Search code examples
rregressiongammgcv

Is it possible to control the degrees of freedom for the smooth functions in a GAM fit in R, and if so, how?


I am using the mgcv package in R to fit a GAM to some hydrologic data as follows:

d <- GAM_example_data[,1:4]
colnames(d) <- c("month","rain","pump","GWL")             
fitted_GAM <- gam(GWL~s(month) + s(rain) + s(pump), data = d)
plot.gam(fitted_GAM)

When I get the plots that are output from plot.gam, on the y-axis it tells me the degrees of freedom for each of the smoothing functions, and these are often non-integer values. I wish to be able to control the degrees of freedom for each of the smooth functions used, is there a way to do this?

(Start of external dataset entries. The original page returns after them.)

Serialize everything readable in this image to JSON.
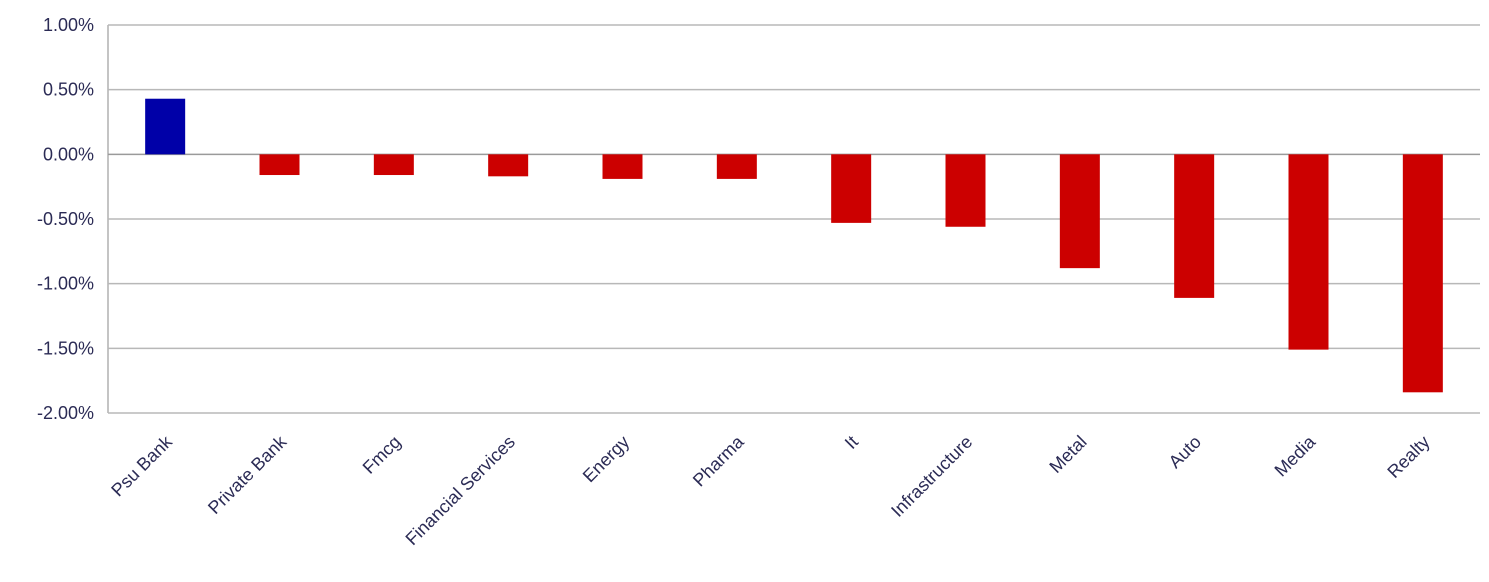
{
  "chart_data": {
    "type": "bar",
    "title": "",
    "xlabel": "",
    "ylabel": "",
    "categories": [
      "Psu Bank",
      "Private Bank",
      "Fmcg",
      "Financial Services",
      "Energy",
      "Pharma",
      "It",
      "Infrastructure",
      "Metal",
      "Auto",
      "Media",
      "Realty"
    ],
    "values": [
      0.43,
      -0.16,
      -0.16,
      -0.17,
      -0.19,
      -0.19,
      -0.53,
      -0.56,
      -0.88,
      -1.11,
      -1.51,
      -1.84
    ],
    "ylim": [
      -2.0,
      1.0
    ],
    "yticks": [
      1.0,
      0.5,
      0.0,
      -0.5,
      -1.0,
      -1.5,
      -2.0
    ],
    "ytick_labels": [
      "1.00%",
      "0.50%",
      "0.00%",
      "-0.50%",
      "-1.00%",
      "-1.50%",
      "-2.00%"
    ],
    "grid": true,
    "colors": {
      "positive": "#0000a8",
      "negative": "#cc0000",
      "text": "#2b2b55",
      "grid": "#b8b8b8"
    }
  }
}
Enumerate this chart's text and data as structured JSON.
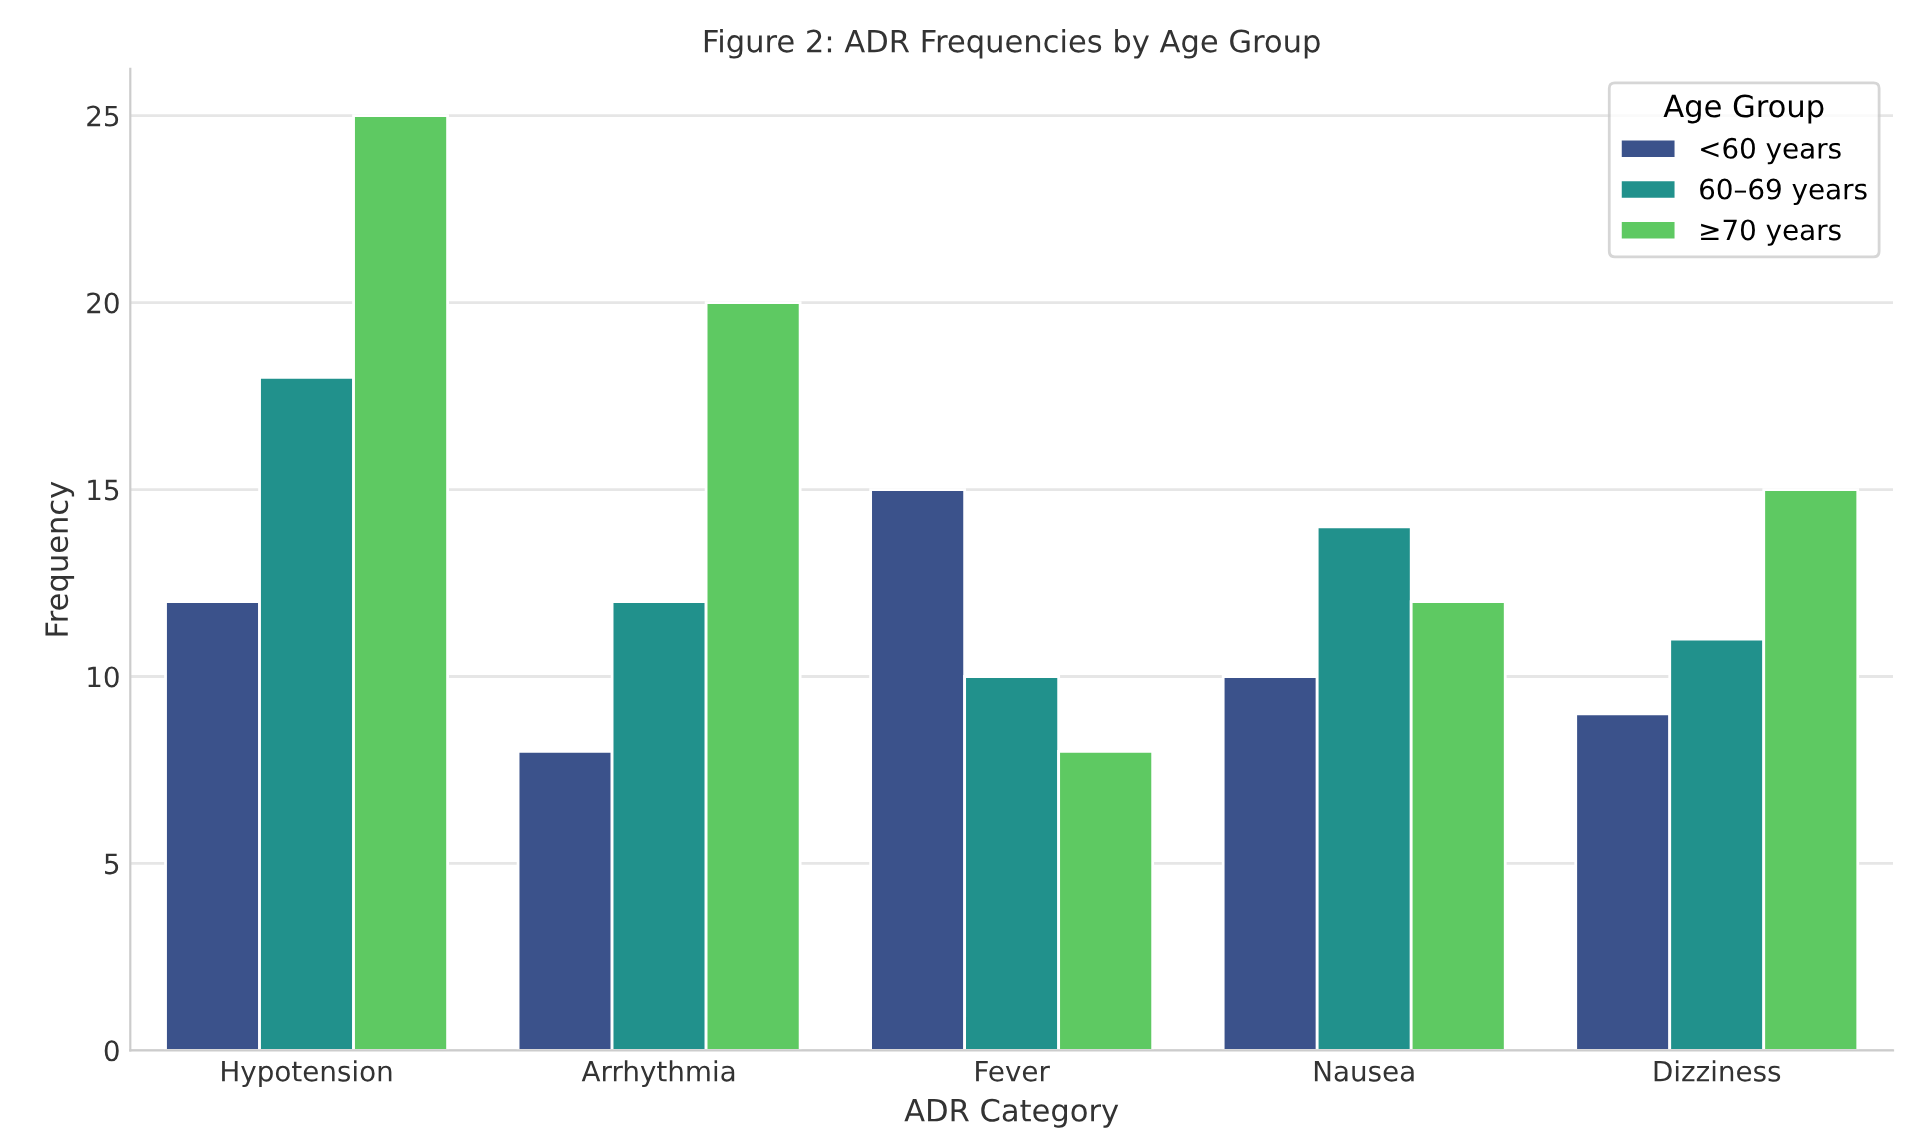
{
  "chart_data": {
    "type": "bar",
    "title": "Figure 2: ADR Frequencies by Age Group",
    "xlabel": "ADR Category",
    "ylabel": "Frequency",
    "legend_title": "Age Group",
    "categories": [
      "Hypotension",
      "Arrhythmia",
      "Fever",
      "Nausea",
      "Dizziness"
    ],
    "series": [
      {
        "name": "<60 years",
        "color": "#3b528b",
        "values": [
          12,
          8,
          15,
          10,
          9
        ]
      },
      {
        "name": "60–69 years",
        "color": "#21918c",
        "values": [
          18,
          12,
          10,
          14,
          11
        ]
      },
      {
        "name": "≥70 years",
        "color": "#5ec962",
        "values": [
          25,
          20,
          8,
          12,
          15
        ]
      }
    ],
    "ylim": [
      0,
      26.25
    ],
    "yticks": [
      0,
      5,
      10,
      15,
      20,
      25
    ],
    "grid": "y",
    "legend": "top right"
  }
}
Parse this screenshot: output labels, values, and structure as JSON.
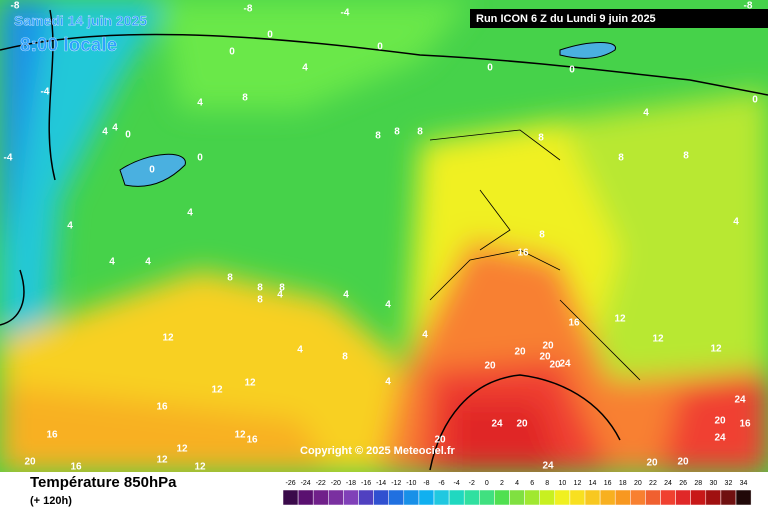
{
  "header": {
    "date": "Samedi 14 juin 2025",
    "time": "8:00 locale",
    "run": "Run ICON 6 Z du Lundi 9 juin 2025"
  },
  "copyright": "Copyright © 2025 Meteociel.fr",
  "footer": {
    "title": "Température 850hPa",
    "subtitle": "(+ 120h)"
  },
  "colorbar": {
    "values": [
      -26,
      -24,
      -22,
      -20,
      -18,
      -16,
      -14,
      -12,
      -10,
      -8,
      -6,
      -4,
      -2,
      0,
      2,
      4,
      6,
      8,
      10,
      12,
      14,
      16,
      18,
      20,
      22,
      24,
      26,
      28,
      30,
      32,
      34
    ],
    "colors": [
      "#3a0a4a",
      "#5a1070",
      "#70208a",
      "#7a30a0",
      "#8040b8",
      "#5040c0",
      "#3050d0",
      "#2070e0",
      "#1890e8",
      "#10b0f0",
      "#20c8e0",
      "#20d8c0",
      "#30e0a0",
      "#40e080",
      "#50e050",
      "#80e040",
      "#a0e830",
      "#c8f020",
      "#f0f020",
      "#f8e020",
      "#f8c820",
      "#f8b020",
      "#f89820",
      "#f88030",
      "#f06030",
      "#f04030",
      "#e02828",
      "#c81818",
      "#a01010",
      "#701010",
      "#200808"
    ]
  },
  "contour_labels": [
    -8,
    -8,
    -4,
    -8,
    0,
    0,
    0,
    0,
    0,
    -4,
    4,
    4,
    4,
    4,
    0,
    -4,
    4,
    4,
    4,
    0,
    0,
    4,
    8,
    8,
    8,
    8,
    4,
    4,
    4,
    4,
    4,
    0,
    8,
    8,
    8,
    8,
    8,
    4,
    8,
    8,
    8,
    8,
    4,
    4,
    16,
    16,
    12,
    12,
    12,
    12,
    16,
    12,
    12,
    12,
    16,
    16,
    16,
    12,
    12,
    12,
    20,
    20,
    20,
    20,
    20,
    24,
    24,
    20,
    24,
    20,
    20,
    24,
    16,
    20,
    20,
    20,
    24
  ]
}
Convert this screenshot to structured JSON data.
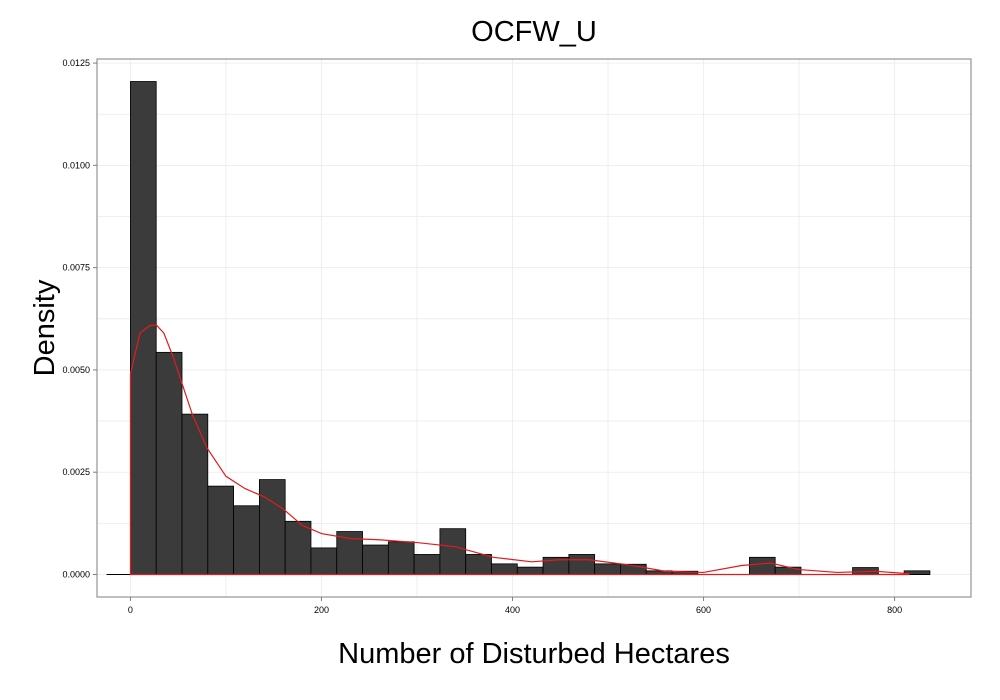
{
  "chart_data": {
    "type": "bar",
    "title": "OCFW_U",
    "xlabel": "Number of Disturbed Hectares",
    "ylabel": "Density",
    "xlim": [
      -35,
      880
    ],
    "ylim": [
      -0.00055,
      0.0126
    ],
    "grid": true,
    "xticks": [
      0,
      200,
      400,
      600,
      800
    ],
    "xtick_labels": [
      "0",
      "200",
      "400",
      "600",
      "800"
    ],
    "yticks": [
      0,
      0.0025,
      0.005,
      0.0075,
      0.01,
      0.0125
    ],
    "ytick_labels": [
      "0.0000",
      "0.0025",
      "0.0050",
      "0.0075",
      "0.0100",
      "0.0125"
    ],
    "bin_width": 27,
    "bins_left_edges": [
      0,
      27,
      54,
      81,
      108,
      135,
      162,
      189,
      216,
      243,
      270,
      297,
      324,
      351,
      378,
      405,
      432,
      459,
      486,
      513,
      540,
      567,
      594,
      621,
      648,
      675,
      702,
      729,
      756,
      783,
      810
    ],
    "values": [
      0.01205,
      0.00543,
      0.00392,
      0.00216,
      0.00168,
      0.00232,
      0.0013,
      0.00065,
      0.00105,
      0.00072,
      0.0008,
      0.00049,
      0.00112,
      0.00049,
      0.00026,
      0.00018,
      0.00042,
      0.00049,
      0.00026,
      0.00025,
      9e-05,
      8e-05,
      0.0,
      0.0,
      0.00042,
      0.00018,
      0.0,
      0.0,
      0.00017,
      0.0,
      9e-05
    ],
    "density_curve": {
      "color": "#e41a1c",
      "x": [
        0,
        10,
        20,
        27,
        35,
        45,
        55,
        65,
        80,
        100,
        120,
        140,
        160,
        180,
        200,
        230,
        260,
        300,
        340,
        380,
        420,
        450,
        480,
        520,
        560,
        600,
        640,
        670,
        700,
        740,
        780,
        815
      ],
      "y": [
        0.0049,
        0.0059,
        0.00608,
        0.0061,
        0.0059,
        0.0053,
        0.0046,
        0.0039,
        0.0031,
        0.0024,
        0.0021,
        0.0019,
        0.0016,
        0.0012,
        0.001,
        0.00088,
        0.00085,
        0.00078,
        0.00068,
        0.00042,
        0.00031,
        0.00036,
        0.00036,
        0.00024,
        8e-05,
        5e-05,
        0.00022,
        0.00028,
        0.00012,
        5e-05,
        8e-05,
        2e-05
      ]
    },
    "colors": {
      "bar_fill": "#3b3b3b",
      "bar_stroke": "#000000",
      "grid": "#ebebeb",
      "panel_border": "#7f7f7f"
    }
  }
}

I have seen references to specifying the "knots" and therefore controlling the fit but I am fairly new to the concept of GAMs and I haven't been able to find any clear resources explaining what these are (if they are even related to my problem at all).


Solution

  • I have been closely following how you would respond to the other answer. From your reply it appears that know several concepts in GAM well, then I could produce a short answer.

    Unfortunately, no. mgcv GAM is not doing estimation using backfitting, but performs a joint estimation of smoothing parameters by GCV or REML. So unlike the legacy gam package, where you can specify a df for each spline term, you can't achieve this in mgcv.

    The only way to control smoothness in penalized regression setting, is to set smoothing parameter sp, but its relationship with degree of freedom is not in closed form and you can not foresee it.

    The other answer is suggesting you doing a pure regression spline without penalization. By setting a rank k and signaling fx = TRUE, you always have degree of freedom equal to rank minus one (as a result of centering constraint), which is an integer.


    Here are some other answers I made on smoothing.

    smooth.spline(): fitted model does not match user-specified degree of freedom explains how setting df works in smooth.spline. Note that this is the basis of backfitting GAM.

    How to interpret lm() coefficient estimates when using bs() function for splines explains the basis of pure regression spline. Of course, mgcv offers a great many spline basis class, not just the B-spline used by splines::bs.